Nightclub Where Valet Died Lacked Valet License

City: Rockstar Lounge Could Face $999 Fine, Jail

The Denver nightclub where a valet died in a hit-and-run on Saturday could face serious sanctions for not having a valet license, a city spokeswoman said.

The owner of Rockstar Lounge faces up to a $999 fine and a year in jail, because their valet service did not have valet operator license or location license, said Meghan Hughes, spokeswoman for the Denver Department of Excise and Licenses.

The city has rigorous regulations for valet services, including requiring an $875 operator license and a $200 location license for each venue a valet contractor serves, she said.

Requirements to getting the license include valet criminal background checks and approval of a parking plan and map of the venue area to ensure public safety at the valet station, Hughes said. Valet services also need a minimum $250,000 liability insurance and $1 million personal injury insurance as well as a valid lease for private parking lots.

Rocky Mountain Valet Inc. owner Chris Misko said he filed a license application on Nov. 17 for the Rockstar Lounge, but he quickly pulled out of the job because he couldn't find the required parking.

“We said there's no way we're moving forward, if we can't secure parking,” Misko told Wednesday.

"It's (important to) the well-being and safety of our valets to make sure they have proper places to park the vehicles," Misko added. "On a liability standpoint, we've have to make sure that we're in a secure parking area we're leasing …where cars aren't getting broken into. They're not just randomly parked on the street or in parking lots."

Hughes said it's unclear who employed Medina, who'd only been a valet at Rockstar for three nights when he was killed.

"Ultimately it's up to the venue itself, it's entirely their responsibility" to ensure their valet service is licensed, Hughes said. "Ultimately, you have to have a license and there was no license for Rockstar."

Rockstar co-owner Patrick Wilson declined to discuss the valet licensing issue.

"I would love to comment on this and I can't because of the investigation and because of possible litigation," he said.

Hughes said the city licensing agency won't start its investigation until police complete their probe of the fatal hit-and-run.

The Medina family's attorney, Gabriel Schwartz, said he's reviewing the nightclub's failure to obtain a license.

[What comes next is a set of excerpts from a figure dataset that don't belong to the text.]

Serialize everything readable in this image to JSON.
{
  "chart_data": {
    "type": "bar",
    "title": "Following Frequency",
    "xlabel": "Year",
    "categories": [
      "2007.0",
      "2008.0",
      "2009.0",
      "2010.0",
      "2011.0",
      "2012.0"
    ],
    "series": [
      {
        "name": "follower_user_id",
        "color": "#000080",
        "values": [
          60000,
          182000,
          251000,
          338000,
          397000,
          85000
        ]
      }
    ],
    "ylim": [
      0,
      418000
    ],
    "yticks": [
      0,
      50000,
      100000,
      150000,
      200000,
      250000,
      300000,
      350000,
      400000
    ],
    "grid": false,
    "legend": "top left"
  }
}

"Obviously, it's concerning," Schwartz said. "It's something that we're looking into." The attorney said he's hasn't determined who employed Medina as a valet.

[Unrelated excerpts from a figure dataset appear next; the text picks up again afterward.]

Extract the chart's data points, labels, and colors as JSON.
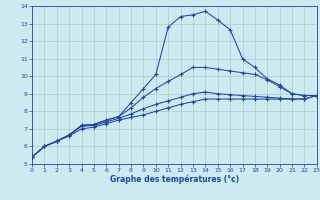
{
  "xlabel": "Graphe des températures (°c)",
  "bg_color": "#cdeaf0",
  "line_color": "#2244aa",
  "grid_color": "#aacccc",
  "xlim": [
    0,
    23
  ],
  "ylim": [
    5,
    14
  ],
  "xticks": [
    0,
    1,
    2,
    3,
    4,
    5,
    6,
    7,
    8,
    9,
    10,
    11,
    12,
    13,
    14,
    15,
    16,
    17,
    18,
    19,
    20,
    21,
    22,
    23
  ],
  "yticks": [
    5,
    6,
    7,
    8,
    9,
    10,
    11,
    12,
    13,
    14
  ],
  "line1_x": [
    0,
    1,
    2,
    3,
    4,
    5,
    6,
    7,
    8,
    9,
    10,
    11,
    12,
    13,
    14,
    15,
    16,
    17,
    18,
    19,
    20,
    21,
    22,
    23
  ],
  "line1_y": [
    5.4,
    6.0,
    6.3,
    6.65,
    7.2,
    7.25,
    7.5,
    7.7,
    8.5,
    9.3,
    10.1,
    12.8,
    13.4,
    13.5,
    13.7,
    13.2,
    12.65,
    11.0,
    10.5,
    9.85,
    9.5,
    9.0,
    8.9,
    8.9
  ],
  "line2_x": [
    0,
    1,
    2,
    3,
    4,
    5,
    6,
    7,
    8,
    9,
    10,
    11,
    12,
    13,
    14,
    15,
    16,
    17,
    18,
    19,
    20,
    21,
    22,
    23
  ],
  "line2_y": [
    5.4,
    6.0,
    6.3,
    6.65,
    7.2,
    7.25,
    7.5,
    7.7,
    8.2,
    8.8,
    9.3,
    9.7,
    10.1,
    10.5,
    10.5,
    10.4,
    10.3,
    10.2,
    10.1,
    9.8,
    9.4,
    9.0,
    8.9,
    8.9
  ],
  "line3_x": [
    0,
    1,
    2,
    3,
    4,
    5,
    6,
    7,
    8,
    9,
    10,
    11,
    12,
    13,
    14,
    15,
    16,
    17,
    18,
    19,
    20,
    21,
    22,
    23
  ],
  "line3_y": [
    5.4,
    6.0,
    6.3,
    6.65,
    7.15,
    7.2,
    7.4,
    7.6,
    7.85,
    8.15,
    8.4,
    8.6,
    8.8,
    9.0,
    9.1,
    9.0,
    8.95,
    8.9,
    8.85,
    8.8,
    8.75,
    8.7,
    8.7,
    8.9
  ],
  "line4_x": [
    0,
    1,
    2,
    3,
    4,
    5,
    6,
    7,
    8,
    9,
    10,
    11,
    12,
    13,
    14,
    15,
    16,
    17,
    18,
    19,
    20,
    21,
    22,
    23
  ],
  "line4_y": [
    5.4,
    6.0,
    6.3,
    6.6,
    7.0,
    7.1,
    7.3,
    7.5,
    7.65,
    7.8,
    8.0,
    8.2,
    8.4,
    8.55,
    8.7,
    8.7,
    8.7,
    8.7,
    8.7,
    8.7,
    8.7,
    8.7,
    8.7,
    8.9
  ]
}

Both Wilson and Schwartz said they want to keep the focus on finding Medina's killer.

"I just can't wait until they catch this person," Wilson said.

Meanwhile, Wilson said Rockstar and other Denver nightclubs are organizing a fundraiser for the Medina family.

"We want to do something special for the family in memory of Jose and also just to provide whatever financial assistance the family may need."

Medina's family will hold a public memorial for the man from 3 p.m. to 5 p.m. Friday at Washington Park Chapel, 1001 S. Pearl St., said the family's attorney, Gabriel Schwartz.

The family is accepting donations to help pay for funeral expenses. Donations can be made at any Colorado State Bank and Trust location with this information: The Law Offices of Sandomire and Schwartz for the benefit of Jose Medina, Account No. 8093874893. Donations also can be mailed to to 3610 E. 1st Ave., Denver, CO.